At the time, not much could be done to protect patients from the risk of infection during chemo. Now, according to Lowe, all that has changed.

"Patients can ask their doctors about treatments going into it," he says. "There's no reason they have to go through what my dad did." (Father and son have made a videotape for patients and their families, available at the Web site www.bymyside.com).

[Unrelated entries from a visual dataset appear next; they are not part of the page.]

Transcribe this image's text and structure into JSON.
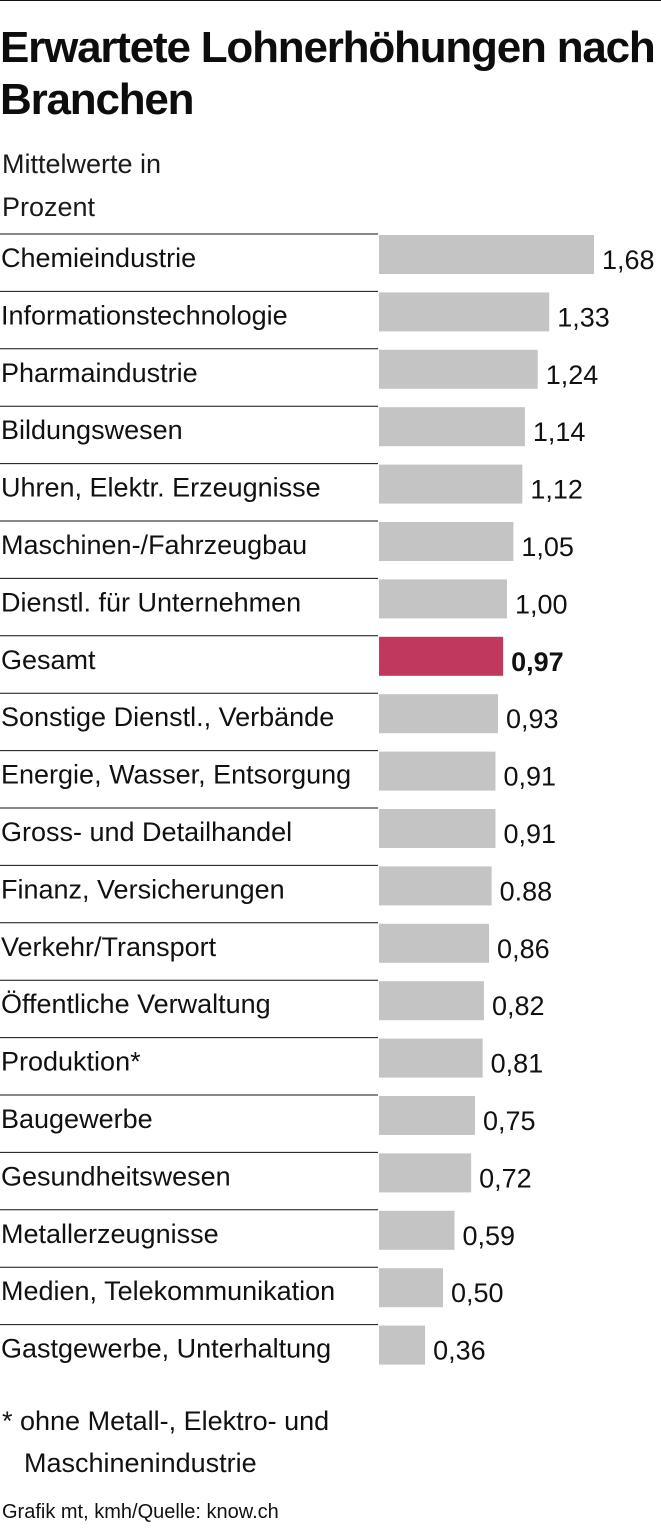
{
  "title": "Erwartete Lohnerhöhungen nach Branchen",
  "subtitle": "Mittelwerte in Prozent",
  "colors": {
    "bar": "#c4c4c5",
    "highlight": "#c0395c",
    "rule": "#111111"
  },
  "chart_data": {
    "type": "bar",
    "orientation": "horizontal",
    "title": "Erwartete Lohnerhöhungen nach Branchen",
    "subtitle": "Mittelwerte in Prozent",
    "categories": [
      "Chemieindustrie",
      "Informationstechnologie",
      "Pharmaindustrie",
      "Bildungswesen",
      "Uhren, Elektr. Erzeugnisse",
      "Maschinen-/Fahrzeugbau",
      "Dienstl. für Unternehmen",
      "Gesamt",
      "Sonstige Dienstl., Verbände",
      "Energie, Wasser, Entsorgung",
      "Gross- und Detailhandel",
      "Finanz, Versicherungen",
      "Verkehr/Transport",
      "Öffentliche Verwaltung",
      "Produktion*",
      "Baugewerbe",
      "Gesundheitswesen",
      "Metallerzeugnisse",
      "Medien, Telekommunikation",
      "Gastgewerbe, Unterhaltung"
    ],
    "values": [
      1.68,
      1.33,
      1.24,
      1.14,
      1.12,
      1.05,
      1.0,
      0.97,
      0.93,
      0.91,
      0.91,
      0.88,
      0.86,
      0.82,
      0.81,
      0.75,
      0.72,
      0.59,
      0.5,
      0.36
    ],
    "value_labels": [
      "1,68",
      "1,33",
      "1,24",
      "1,14",
      "1,12",
      "1,05",
      "1,00",
      "0,97",
      "0,93",
      "0,91",
      "0,91",
      "0.88",
      "0,86",
      "0,82",
      "0,81",
      "0,75",
      "0,72",
      "0,59",
      "0,50",
      "0,36"
    ],
    "highlight": "Gesamt",
    "xlim": [
      0,
      1.68
    ],
    "grid": false,
    "legend": "none"
  },
  "footnote": {
    "line1": "* ohne Metall-, Elektro- und",
    "line2": "Maschinenindustrie"
  },
  "source": "Grafik mt, kmh/Quelle: know.ch"
}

In keeping with his more mature persona, Lowe has made a conscious effort to keep his family life free from the Hollywood maelstrom: Lowe, his wife, Sheryl, and sons Matthew; nine, and JohnOwen, seven, live some 90 minutes up the California coast from the West Wing set. But like most parents, Lowe has to work at drawing limits for his kids. The boys recently saw a PG-13 movie, Lowe reports, and some foul phrases started creeping into their vocabulary; "I told them, 'I really thought you were aware of what to say and what not to. If you aren't, I can't let you see those movies."'

As a father, he says, "You make it up as you go along... and you learn from your own experience." Having experienced early stardom, Lowe knows one thing he doesn't want for either of his boys: a career as a child actor. "You shouldn't have to grow up in the public eye," he says emphatically. "It's hard enough to grow up privately. Part of growing up is pushing limits, and you're inevitably going to mess up. You don't want to do it in front of a camera. People shouldn't have to see that."

Lowe, of course, had an infamous episode of his own during his BratPack days, one that appears to have changed his life. When he turned 25, he says, "I asked myself what I wanted to do. I'd established a career, but I didn't feel like I had the same skills when it came to the rest of my life. I wanted marriage, family kids -- I wanted to be part of all that." Before long, he was.

As for his good looks, Lowe insists "it cuts both ways -- his appearance has helped and hurt him. But, he adds with good-humored resignation, "I realize it isn't the kind of thing for which anyone is going to have a wellspring of pity." He also notes that his role as the bright if easily flustered Sam Seaborn on West Wing's one of the first that doesn't trade on his physical attributes. "Everyone else on the show is making out but Sam. Everyone else has a girlfriend. We need to have a telethon for him! He's the loneliest man in prime time."

In between shooting The West Wing and tending to his family, Lowe has made two movies. In A View From the Top, a comedy opening this month starring Gwyneth Paltrow, he plays "a very tongue-in-cheek, cool-guy pilot." Then there's the upcoming TV thriller Framed, with Lowe as a straight-arrow working-class cop -- and Sam Neill as the bad guy who tries to corrupt him.

Does the bad guy succeed? Rob Lowe flashes a dazzling, you-can't-possibly-think-I'd-give-that-away grin. "I don't want to ruin it for you," he says politely.